Mitsui to buy 50% of Pogo's gulf interests

April 24, 2006
Mitsui & Co. and its subsidiaries plan to buy 50% interest in Pogo Producing Co.'s oil and gas leases in the Gulf of Mexico for $500 million.

By OGJ editors
HOUSTON, Apr. 24 -- Mitsui & Co. and its subsidiaries plan to buy 50% interest in Pogo Producing Co.'s oil and gas leases in the Gulf of Mexico for $500 million.

Pogo and Mitsui also announced plans to jointly seek oil and gas acquisitions in the US and Canada.

Subject to customary conditions, closing is expected during June. Pogo expects to use proceeds from the Mitsui transaction to help finance its pending acquisition of Latigo Petroleum Inc. for $750 million (OGJ, Apr. 24, 2006, p. 38).

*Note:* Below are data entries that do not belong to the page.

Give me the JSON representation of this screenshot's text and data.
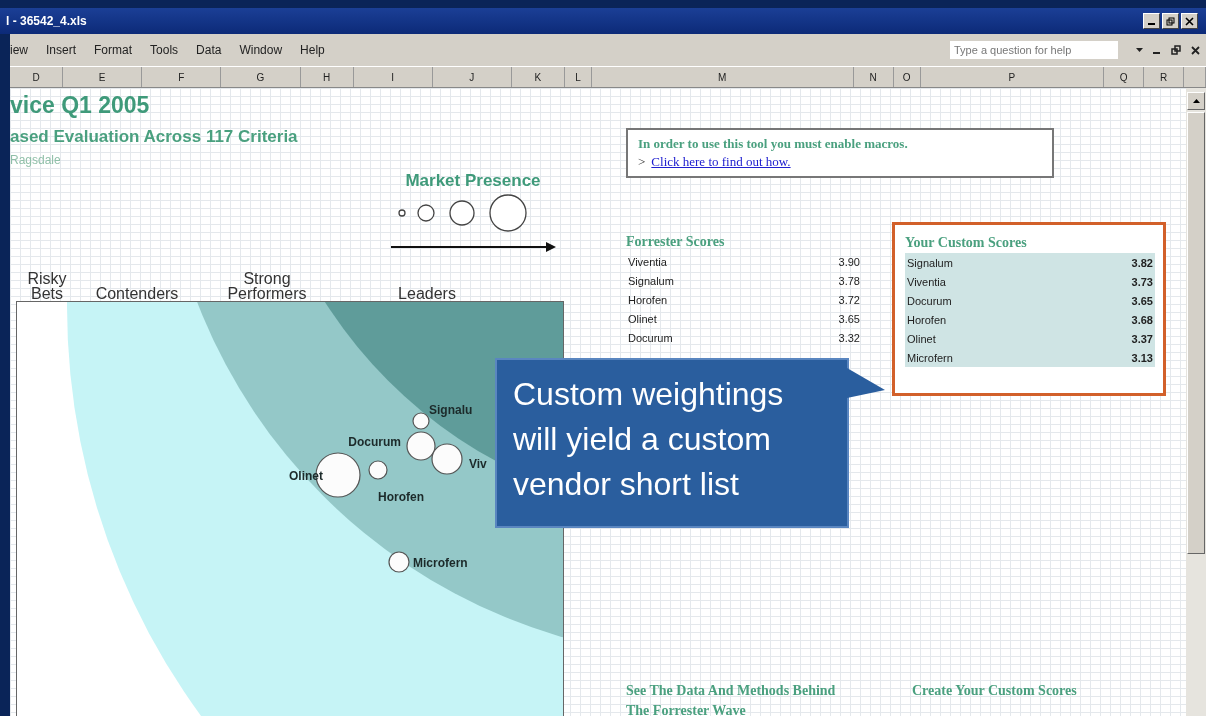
{
  "window": {
    "title": "l - 36542_4.xls"
  },
  "menu": [
    {
      "label": "iew"
    },
    {
      "label": "Insert"
    },
    {
      "label": "Format"
    },
    {
      "label": "Tools"
    },
    {
      "label": "Data"
    },
    {
      "label": "Window"
    },
    {
      "label": "Help"
    }
  ],
  "help_box": {
    "placeholder": "Type a question for help"
  },
  "columns": [
    {
      "label": "D"
    },
    {
      "label": "E"
    },
    {
      "label": "F"
    },
    {
      "label": "G"
    },
    {
      "label": "H"
    },
    {
      "label": "I"
    },
    {
      "label": "J"
    },
    {
      "label": "K"
    },
    {
      "label": "L"
    },
    {
      "label": "M"
    },
    {
      "label": "N"
    },
    {
      "label": "O"
    },
    {
      "label": "P"
    },
    {
      "label": "Q"
    },
    {
      "label": "R"
    }
  ],
  "sheet": {
    "title": "vice Q1 2005",
    "subtitle": "ased Evaluation Across 117 Criteria",
    "author": "Ragsdale",
    "legend": {
      "title": "Market Presence"
    },
    "bands": [
      {
        "label": "Risky Bets"
      },
      {
        "label": "Contenders"
      },
      {
        "label": "Strong Performers"
      },
      {
        "label": "Leaders"
      }
    ],
    "vendors": [
      {
        "label": "Signalu"
      },
      {
        "label": "Docurum"
      },
      {
        "label": "Viv"
      },
      {
        "label": "Olinet"
      },
      {
        "label": "Horofen"
      },
      {
        "label": "Microfern"
      }
    ],
    "macro_notice": {
      "text": "In order to use this tool you must enable macros.",
      "marker": ">",
      "link": "Click here to find out how."
    },
    "forrester_scores": {
      "title": "Forrester Scores",
      "rows": [
        {
          "name": "Viventia",
          "score": "3.90"
        },
        {
          "name": "Signalum",
          "score": "3.78"
        },
        {
          "name": "Horofen",
          "score": "3.72"
        },
        {
          "name": "Olinet",
          "score": "3.65"
        },
        {
          "name": "Docurum",
          "score": "3.32"
        }
      ]
    },
    "custom_scores": {
      "title": "Your Custom Scores",
      "rows": [
        {
          "name": "Signalum",
          "score": "3.82"
        },
        {
          "name": "Viventia",
          "score": "3.73"
        },
        {
          "name": "Docurum",
          "score": "3.65"
        },
        {
          "name": "Horofen",
          "score": "3.68"
        },
        {
          "name": "Olinet",
          "score": "3.37"
        },
        {
          "name": "Microfern",
          "score": "3.13"
        }
      ]
    },
    "callout": {
      "text": "Custom weightings will yield a custom vendor short list"
    },
    "links": [
      {
        "label": "See The Data And Methods Behind The Forrester Wave"
      },
      {
        "label": "Create Your Custom Scores"
      }
    ]
  }
}
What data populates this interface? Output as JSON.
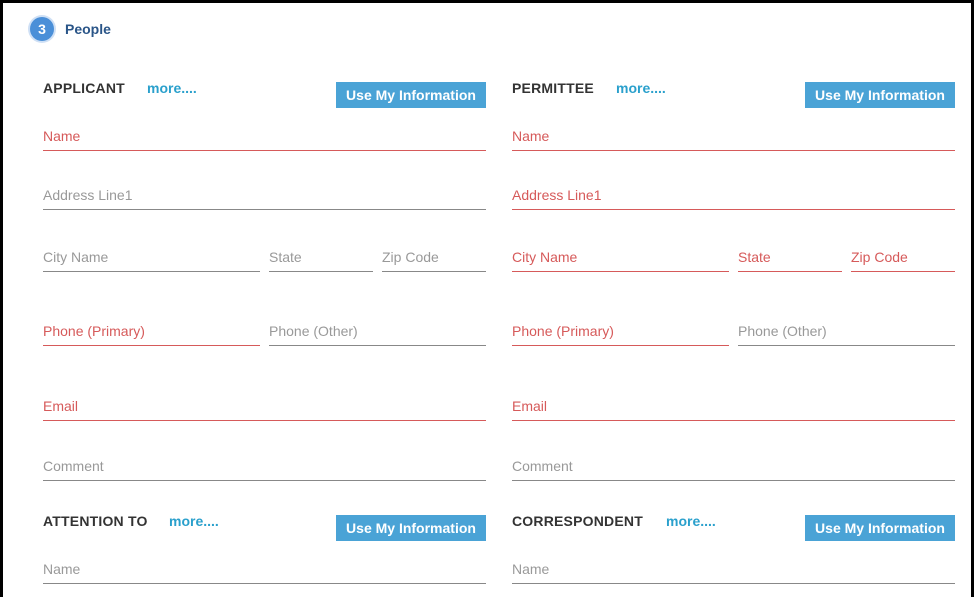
{
  "section": {
    "number": "3",
    "title": "People"
  },
  "blocks": {
    "applicant": {
      "title": "APPLICANT",
      "more": "more....",
      "button": "Use My Information",
      "fields": {
        "name": "Name",
        "address": "Address Line1",
        "city": "City Name",
        "state": "State",
        "zip": "Zip Code",
        "phone_primary": "Phone (Primary)",
        "phone_other": "Phone (Other)",
        "email": "Email",
        "comment": "Comment"
      }
    },
    "permittee": {
      "title": "PERMITTEE",
      "more": "more....",
      "button": "Use My Information",
      "fields": {
        "name": "Name",
        "address": "Address Line1",
        "city": "City Name",
        "state": "State",
        "zip": "Zip Code",
        "phone_primary": "Phone (Primary)",
        "phone_other": "Phone (Other)",
        "email": "Email",
        "comment": "Comment"
      }
    },
    "attention": {
      "title": "ATTENTION TO",
      "more": "more....",
      "button": "Use My Information",
      "fields": {
        "name": "Name"
      }
    },
    "correspondent": {
      "title": "CORRESPONDENT",
      "more": "more....",
      "button": "Use My Information",
      "fields": {
        "name": "Name"
      }
    }
  },
  "colors": {
    "required": "#d65a5a",
    "link": "#2aa0cc",
    "button": "#4aa3d6",
    "badge": "#4a8fd8",
    "section_title": "#2a5588"
  }
}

The Latigo acquisition involves Permian basin and Anadarko basin properties. Pogo said its strategy is to focus on US and Canadian onshore operations. The Houston company is keeping 50% interest in its Gulf of Mexico properties, which will then represent, after these two transactions, slightly more than 6% of Pogo's total proved reserves.

The pending sale of 50% in Pogo's Gulf of Mexico assets is equivalent to net production capacity, without any reduction due to continuing hurricane-related curtailments, of 8,000 b/d of oil and 24 MMcfd of gas.